Der letzte Winter Weimars ist ein machtpolitisches Lehrstück. Jeder kennt die dramatische Zeit rasch wechselnder Regierungen von Papen über Schleicher bis zu Hitler zumindest in Grundzügen. Wie sehr hinter den Kulissen gerungen wurde, wie unsicher die Machtübertragung an Hitler bis zur letzten Minute war, weil noch im Vorzimmer des Reichspräsidenten Hindenburg um eine Koalition grfeilscht wurde, macht das Buch „Die Totengräber“ der Historiker Rüdiger Barth und Hauke Friederichs deutlich.
Der inzwischen beliebte chronologisch-kaleidoskopische Ansatz hatte schon bei ähnlich konzipierten Büchern zum Ausbruch des Ersten Weltkriegs und zu den Olympischen Spielen 1936 Stärken und Schwächen. Besonders in dieser über 400 Seiten wiederholt packenden Erzählung sorgt die Chronologie für Verständlichkeit und Tempo. Die primär politische aber auch gesellschaftliche Bildervielfalt, die durch zahlreiche kurze Einblicke in das Handeln und Denken der Protagonisten entsteht, ist einerseits unterhaltsam und sorgt für eine temporeiche Reduktion auf das Wesentliche, lenkt andererseits ab durch eine Informationsfülle, die auch Randthemen umfasst. Ein Drittel, die konsequente Beschränkung auf den machtpolitischen Prozess, hätte für mich das Buch besser werden lassen.

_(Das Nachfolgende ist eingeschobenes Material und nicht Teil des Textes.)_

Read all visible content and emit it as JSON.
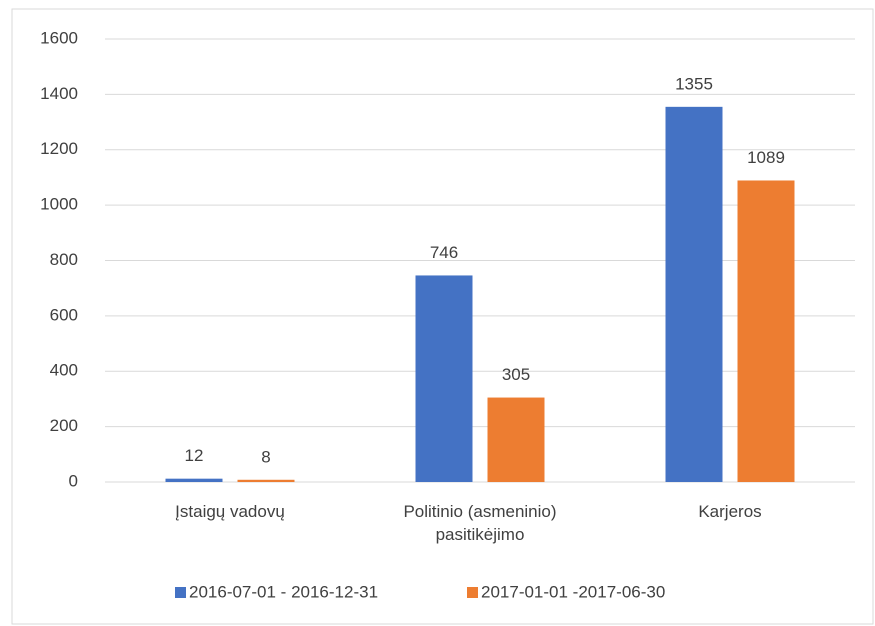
{
  "chart_data": {
    "type": "bar",
    "categories": [
      "Įstaigų vadovų",
      "Politinio (asmeninio) pasitikėjimo",
      "Karjeros"
    ],
    "series": [
      {
        "name": "2016-07-01 - 2016-12-31",
        "color": "#4472c4",
        "values": [
          12,
          746,
          1355
        ]
      },
      {
        "name": "2017-01-01 -2017-06-30",
        "color": "#ed7d31",
        "values": [
          8,
          305,
          1089
        ]
      }
    ],
    "ylim": [
      0,
      1600
    ],
    "yticks": [
      0,
      200,
      400,
      600,
      800,
      1000,
      1200,
      1400,
      1600
    ],
    "grid": true,
    "legend": "bottom"
  }
}
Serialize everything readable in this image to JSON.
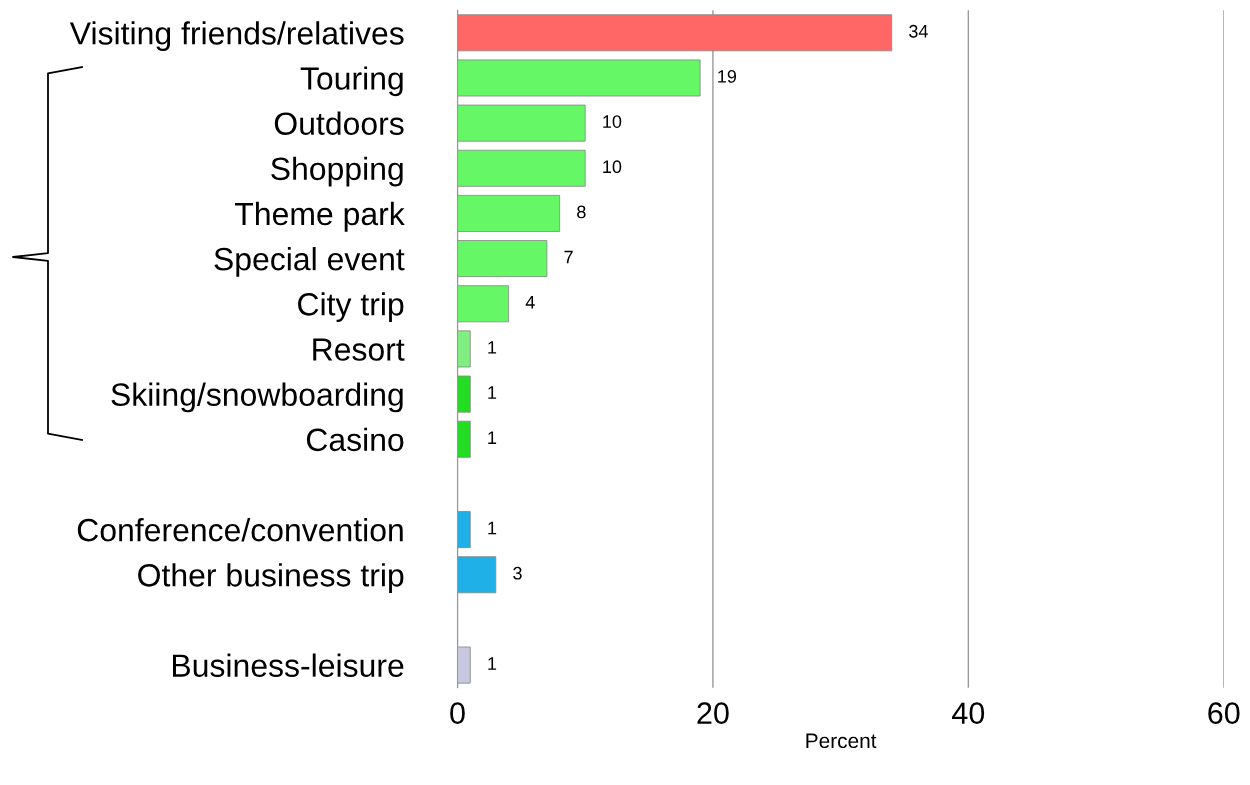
{
  "chart_data": {
    "type": "bar",
    "orientation": "horizontal",
    "xlabel": "Percent",
    "categories": [
      "Visiting friends/relatives",
      "Touring",
      "Outdoors",
      "Shopping",
      "Theme park",
      "Special event",
      "City trip",
      "Resort",
      "Skiing/snowboarding",
      "Casino",
      null,
      "Conference/convention",
      "Other business trip",
      null,
      "Business-leisure"
    ],
    "values": [
      34,
      19,
      10,
      10,
      8,
      7,
      4,
      1,
      1,
      1,
      null,
      1,
      3,
      null,
      1
    ],
    "colors": [
      "#ff6666",
      "#66f766",
      "#66f766",
      "#66f766",
      "#66f766",
      "#66f766",
      "#66f766",
      "#80ee80",
      "#22dd22",
      "#22dd22",
      null,
      "#1fb0e8",
      "#1fb0e8",
      null,
      "#c8c8e0"
    ],
    "xlim": [
      0,
      60
    ],
    "xticks": [
      0,
      20,
      40,
      60
    ],
    "grid": "x",
    "data_labels": true
  }
}
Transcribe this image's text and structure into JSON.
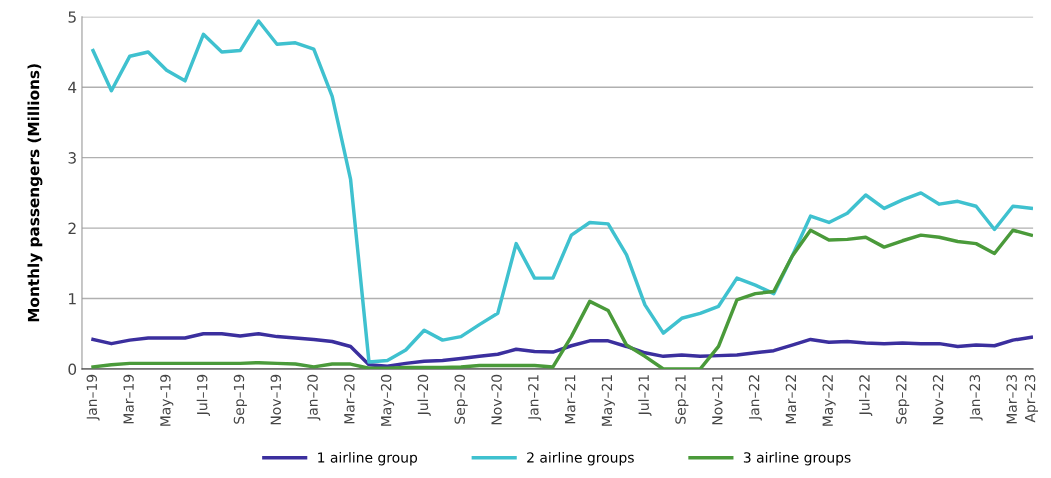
{
  "chart_data": {
    "type": "line",
    "ylabel": "Monthly passengers (Millions)",
    "categories": [
      "Jan–19",
      null,
      "Mar–19",
      null,
      "May–19",
      null,
      "Jul–19",
      null,
      "Sep–19",
      null,
      "Nov–19",
      null,
      "Jan–20",
      null,
      "Mar–20",
      null,
      "May–20",
      null,
      "Jul–20",
      null,
      "Sep–20",
      null,
      "Nov–20",
      null,
      "Jan–21",
      null,
      "Mar–21",
      null,
      "May–21",
      null,
      "Jul–21",
      null,
      "Sep–21",
      null,
      "Nov–21",
      null,
      "Jan–22",
      null,
      "Mar–22",
      null,
      "May–22",
      null,
      "Jul–22",
      null,
      "Sep–22",
      null,
      "Nov–22",
      null,
      "Jan–23",
      null,
      "Mar–23",
      "Apr–23"
    ],
    "series": [
      {
        "name": "1 airline group",
        "color": "#3b2f9e",
        "values": [
          0.42,
          0.36,
          0.41,
          0.44,
          0.44,
          0.44,
          0.5,
          0.5,
          0.47,
          0.5,
          0.46,
          0.44,
          0.42,
          0.39,
          0.32,
          0.06,
          0.04,
          0.08,
          0.11,
          0.12,
          0.15,
          0.18,
          0.21,
          0.28,
          0.25,
          0.24,
          0.33,
          0.4,
          0.4,
          0.32,
          0.23,
          0.18,
          0.2,
          0.18,
          0.19,
          0.2,
          0.23,
          0.26,
          0.34,
          0.42,
          0.38,
          0.39,
          0.37,
          0.36,
          0.37,
          0.36,
          0.36,
          0.32,
          0.34,
          0.33,
          0.41,
          0.45
        ]
      },
      {
        "name": "2 airline groups",
        "color": "#3fc1cf",
        "values": [
          4.52,
          3.95,
          4.44,
          4.5,
          4.24,
          4.09,
          4.75,
          4.5,
          4.52,
          4.94,
          4.61,
          4.63,
          4.54,
          3.87,
          2.69,
          0.1,
          0.12,
          0.27,
          0.55,
          0.41,
          0.46,
          0.63,
          0.79,
          1.78,
          1.29,
          1.29,
          1.9,
          2.08,
          2.06,
          1.62,
          0.91,
          0.51,
          0.72,
          0.79,
          0.89,
          1.29,
          1.19,
          1.07,
          1.6,
          2.17,
          2.08,
          2.21,
          2.47,
          2.28,
          2.4,
          2.5,
          2.34,
          2.38,
          2.31,
          1.98,
          2.31,
          2.28
        ]
      },
      {
        "name": "3 airline groups",
        "color": "#4a9a3a",
        "values": [
          0.03,
          0.06,
          0.08,
          0.08,
          0.08,
          0.08,
          0.08,
          0.08,
          0.08,
          0.09,
          0.08,
          0.07,
          0.03,
          0.07,
          0.07,
          0.01,
          0.01,
          0.02,
          0.02,
          0.02,
          0.03,
          0.05,
          0.05,
          0.05,
          0.05,
          0.03,
          0.46,
          0.96,
          0.83,
          0.34,
          0.18,
          0.0,
          0.0,
          0.0,
          0.32,
          0.98,
          1.07,
          1.1,
          1.6,
          1.97,
          1.83,
          1.84,
          1.87,
          1.73,
          1.82,
          1.9,
          1.87,
          1.81,
          1.78,
          1.64,
          1.97,
          1.9
        ]
      }
    ],
    "ylim": [
      0,
      5
    ],
    "yticks": [
      0,
      1,
      2,
      3,
      4,
      5
    ],
    "grid": "y",
    "legend": "bottom",
    "marker": "none",
    "line_style": "solid"
  }
}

Entstanden ist eine Vorlage für eine deutsche Serie, die mindestens so packend sein dürfte wie House of Cards, das den beiden Autoren als Initialzündung diente. Nach dieser ersten Staffel ist genug Stoff für weitere vorhanden. Wer darüber nachdenken möchte wie offen politische Entwicklungen sind, wie problematisch die Konzentration der Macht in den Händen weniger ist und wie eine kontrafaktische Entwicklung verlaufen wäre, etwa als Militärdiktatur unter Schleicher, sollte Die Totengräber als Sommerlektüre erwägen.
Michael von Prollius
Rüdiger Barth und Hauke Friederichs: Die Totengräber. Der letzte Winter der Weimarer Republik, S. Fischer, Frankfurt am Main 2018, 410 S.